Unintended poisoning deaths surged among toddlers in 2021 due to adults’ increased consumption of narcotics and hallucinogens at home during the COVID-19 pandemic, according to federal data released Wednesday.

The Consumer Product Safety Commission reported that 59 children under age 5 died of unintentional poisoning in 2021, up 37% from 43 deaths in 2020 and more than 73% from 34 deaths in 2019, the last year before the pandemic. That marks the first time since 2005-07 that the number of toddlers dying of poison increased annually for three straight years.

The increase in deaths came as the overall number of toddlers treated for poisoning in emergency rooms increased by just 1.8%, from 61,500 children in 2020 to 62,600 in 2021 — both down significantly from 67,500 injuries in 2019 as more people avoided medical treatment during the pandemic.

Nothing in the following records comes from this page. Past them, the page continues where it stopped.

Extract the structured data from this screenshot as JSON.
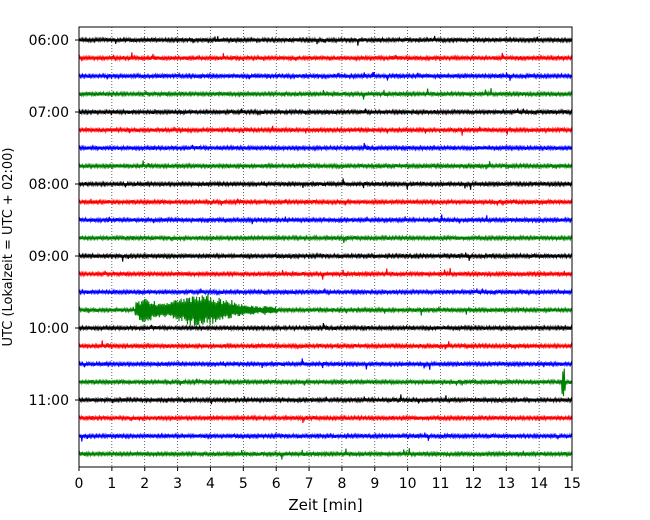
{
  "chart_data": {
    "type": "line",
    "title": "",
    "xlabel": "Zeit  [min]",
    "ylabel": "UTC (Lokalzeit = UTC + 02:00)",
    "xlim": [
      0,
      15
    ],
    "x_ticks": [
      "0",
      "1",
      "2",
      "3",
      "4",
      "5",
      "6",
      "7",
      "8",
      "9",
      "10",
      "11",
      "12",
      "13",
      "14",
      "15"
    ],
    "y_tick_labels": [
      "06:00",
      "07:00",
      "08:00",
      "09:00",
      "10:00",
      "11:00"
    ],
    "grid": "vertical dotted",
    "trace_colors": [
      "#000000",
      "#ff0000",
      "#0000ff",
      "#008000"
    ],
    "series": [
      {
        "start_utc": "06:00",
        "color": "#000000",
        "events": []
      },
      {
        "start_utc": "06:15",
        "color": "#ff0000",
        "events": []
      },
      {
        "start_utc": "06:30",
        "color": "#0000ff",
        "events": []
      },
      {
        "start_utc": "06:45",
        "color": "#008000",
        "events": []
      },
      {
        "start_utc": "07:00",
        "color": "#000000",
        "events": []
      },
      {
        "start_utc": "07:15",
        "color": "#ff0000",
        "events": []
      },
      {
        "start_utc": "07:30",
        "color": "#0000ff",
        "events": []
      },
      {
        "start_utc": "07:45",
        "color": "#008000",
        "events": []
      },
      {
        "start_utc": "08:00",
        "color": "#000000",
        "events": []
      },
      {
        "start_utc": "08:15",
        "color": "#ff0000",
        "events": []
      },
      {
        "start_utc": "08:30",
        "color": "#0000ff",
        "events": []
      },
      {
        "start_utc": "08:45",
        "color": "#008000",
        "events": []
      },
      {
        "start_utc": "09:00",
        "color": "#000000",
        "events": []
      },
      {
        "start_utc": "09:15",
        "color": "#ff0000",
        "events": []
      },
      {
        "start_utc": "09:30",
        "color": "#0000ff",
        "events": []
      },
      {
        "start_utc": "09:45",
        "color": "#008000",
        "events": [
          {
            "from_min": 1.7,
            "to_min": 6.0,
            "peak_min": 3.7
          }
        ]
      },
      {
        "start_utc": "10:00",
        "color": "#000000",
        "events": []
      },
      {
        "start_utc": "10:15",
        "color": "#ff0000",
        "events": []
      },
      {
        "start_utc": "10:30",
        "color": "#0000ff",
        "events": []
      },
      {
        "start_utc": "10:45",
        "color": "#008000",
        "events": [
          {
            "from_min": 14.7,
            "to_min": 14.8,
            "peak_min": 14.75
          }
        ]
      },
      {
        "start_utc": "11:00",
        "color": "#000000",
        "events": []
      },
      {
        "start_utc": "11:15",
        "color": "#ff0000",
        "events": []
      },
      {
        "start_utc": "11:30",
        "color": "#0000ff",
        "events": []
      },
      {
        "start_utc": "11:45",
        "color": "#008000",
        "events": []
      }
    ]
  }
}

“Sadly, this report shows the work that still needs to be done to protect children,” said Alexander Hoehn-Saric, chair of the Consumer Product Safety Commission. “Nearly 8 out of 10 poisonings occurred in the home.”

Although the safety commission did not explain the cause of the surges, the sharp drop in emergency room treatments from 2019 to 2020 occurred after hospitals limited admissions to essential surgeries during COVID lockdowns.

Even as hospitals reopened and poisoning treatments ticked up slightly in 2021, doctors widely reported that many patients kept avoiding hospitals that year, partly out of fear of catching the coronavirus.

The sharp rise in poisoning deaths from 2019 to 2020 and 2021 likewise occurred as many daycare centers remained shuttered, drug addictions surged and more Americans stayed home with their children to work remotely.

According to the Consumer Product Safety Commission report, the rise in toddlers dying of poisoning from 2019 to 2021 came from a surge in deaths due to narcotics and hallucinogens as well as “other and unspecified drugs …and biological substances.”  

The report said blood pressure medications, acetaminophen, antidepressants, laundry packets and bleach were the five products most involved in unintentional pediatric poisonings.

And the highest rate of pediatric poisoning deaths occurred among Black toddlers, who represent 21.4% of deaths despite being 15.8% of the national population.

Safety commission officials urged parents to lock down hazards around the house to protect small children.

“Please take the time to store cleaning supplies, laundry packets, button batteries, and drugs out of children’s reach or in locked cabinets. If you see it lying around, a child can grab and swallow it,” Mr. Hoehn-Saric said.